A bioinformatician can import all this data easily in Latch Data. And then specific TCR + GEX sequences can be organized intuitively for biologist counterparts using Latch Registry.
After all of the data has been imported, a biologist can easily find TCR + GEX sequences of interest based on functional annotations and clonotype IDs.
Align V(D)J fragments to germline and annotate clonotypes
Immunoreceptor genes are some of the most difficult to sequence on account of the biological complexity of V(D)J recombination. To begin, full-length transcripts must be obtained at the RNA level, then fragmented into V(D)J regions for alignmentment with the germline contig.
To run the analysis, a biologist can drag and drop V(D)J FastQ files, then launch cellranger vdj to process sequence fragments from 10X and generate clonotype annotations — without any code.
Check out the immunogenomics already available on Latch:
Your teams bioinformatician can also leverage the Latch SDK to upload your own custom V(D)J alignment workflow from the command line. Any workflow uploaded through the SDK allows biologists to run the workflow in a no-code GUI. It also seamlessly integrate new program updates, letting Latch auto-version your previous work.
Explore TCR clonality and generate visualizations
The immune repertoire contains incredible diversity of clonotype sequences. Observing TCR/BCR clonality over time can generate important insights into disease states and mechanisms of therapeutic response.
A biologist can explore TCR/BCR clonal dynamics using a public Pod Templates like Immunarch. View clone size and expansion kinetics over time. Extract TCR sequences of interest.

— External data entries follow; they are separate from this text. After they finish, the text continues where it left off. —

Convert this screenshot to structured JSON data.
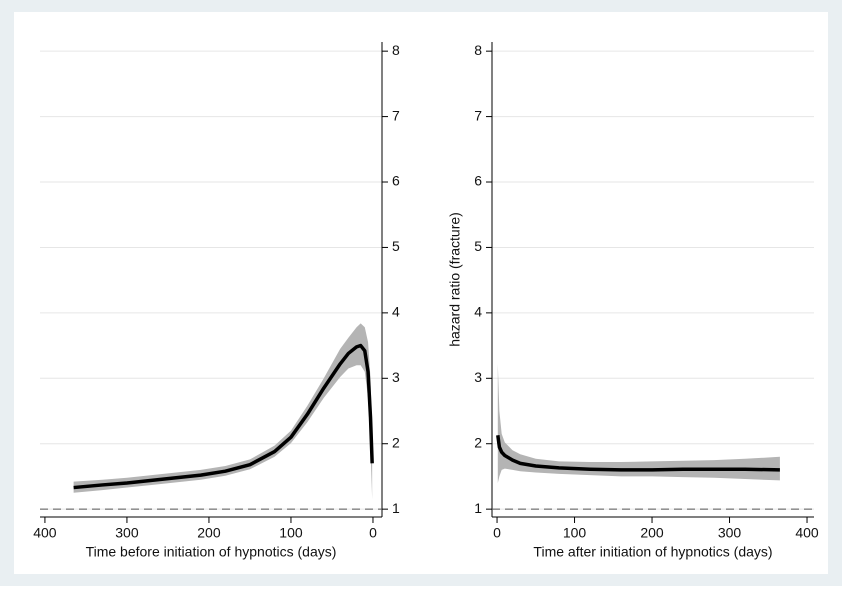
{
  "chart_data": [
    {
      "type": "line",
      "x_label": "Time before initiation of hypnotics (days)",
      "x": [
        365,
        330,
        300,
        270,
        240,
        210,
        180,
        150,
        120,
        100,
        80,
        60,
        40,
        30,
        20,
        15,
        10,
        6,
        3,
        1
      ],
      "values": [
        1.33,
        1.37,
        1.4,
        1.44,
        1.48,
        1.52,
        1.58,
        1.68,
        1.88,
        2.1,
        2.45,
        2.85,
        3.22,
        3.38,
        3.48,
        3.5,
        3.42,
        3.1,
        2.4,
        1.7
      ],
      "lower": [
        1.25,
        1.29,
        1.33,
        1.37,
        1.41,
        1.45,
        1.51,
        1.61,
        1.8,
        2.01,
        2.33,
        2.7,
        3.02,
        3.15,
        3.2,
        3.2,
        3.1,
        2.7,
        1.9,
        1.15
      ],
      "upper": [
        1.42,
        1.45,
        1.48,
        1.52,
        1.56,
        1.6,
        1.66,
        1.76,
        1.97,
        2.2,
        2.58,
        3.0,
        3.45,
        3.62,
        3.78,
        3.84,
        3.78,
        3.55,
        3.0,
        2.2
      ],
      "color": "#000000",
      "band_color": "#b4b4b4",
      "reference_line": 1,
      "xlim": [
        406,
        -11
      ],
      "xticks": [
        400,
        300,
        200,
        100,
        0
      ],
      "ylim": [
        0.88,
        8.14
      ],
      "yticks": [
        1,
        2,
        3,
        4,
        5,
        6,
        7,
        8
      ],
      "y_axis_side": "right",
      "grid": true
    },
    {
      "type": "line",
      "x_label": "Time after initiation of hypnotics (days)",
      "y_label": "hazard ratio (fracture)",
      "x": [
        1,
        3,
        6,
        10,
        20,
        30,
        50,
        80,
        120,
        160,
        200,
        240,
        280,
        320,
        365
      ],
      "values": [
        2.13,
        1.95,
        1.87,
        1.82,
        1.75,
        1.7,
        1.66,
        1.63,
        1.61,
        1.6,
        1.6,
        1.61,
        1.61,
        1.61,
        1.6
      ],
      "lower": [
        1.4,
        1.5,
        1.6,
        1.62,
        1.6,
        1.58,
        1.56,
        1.54,
        1.52,
        1.5,
        1.5,
        1.49,
        1.48,
        1.46,
        1.44
      ],
      "upper": [
        3.22,
        2.5,
        2.15,
        2.02,
        1.9,
        1.84,
        1.77,
        1.73,
        1.72,
        1.72,
        1.73,
        1.74,
        1.75,
        1.77,
        1.8
      ],
      "color": "#000000",
      "band_color": "#b4b4b4",
      "reference_line": 1,
      "xlim": [
        -6.5,
        409
      ],
      "xticks": [
        0,
        100,
        200,
        300,
        400
      ],
      "ylim": [
        0.88,
        8.14
      ],
      "yticks": [
        1,
        2,
        3,
        4,
        5,
        6,
        7,
        8
      ],
      "y_axis_side": "left",
      "grid": true
    }
  ]
}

A bioinformatician can generate custom R and Python notebooks for scientist colleagues to run independently. Deliver Jupyter Notebook and R Markdown reports to collaborators using Pod Templates .
Accelerate Protein Design
Rational design of proteins can aid a multitude of translational R&D efforts. Models like AlphaFold have been used forin silico SARS-CoV-2 antigen predictions, de novo protein design, and characterizing agents of antibiotic resistance. However usage is blocked by access to GPUs and ease of use for scientists. Latch offers efficient GPU access for running hundreds of protein-ML applications.
Launch AlphaFold, ColabFold, or custom models to predict 3D protein structure
Predict 3D protein structures using ready-to-run LLMs.
Anyone can use the Latch Verified AlphaFold or ColabFold workflow to 3D protein structure from amino acid inputs. Define GPU resources for efficient and rapid LLM inference.
Visualize a .pdb on Latch, or import into a Pod for further investigation
Armed with 3D protein structures, infer functional properties of proteins and explore annotations.
Or anyone familiar with code can run custom downstream analysis in pods to look at molecular dynamics, binding affinities, and other protein attributes using tools like Bio3D.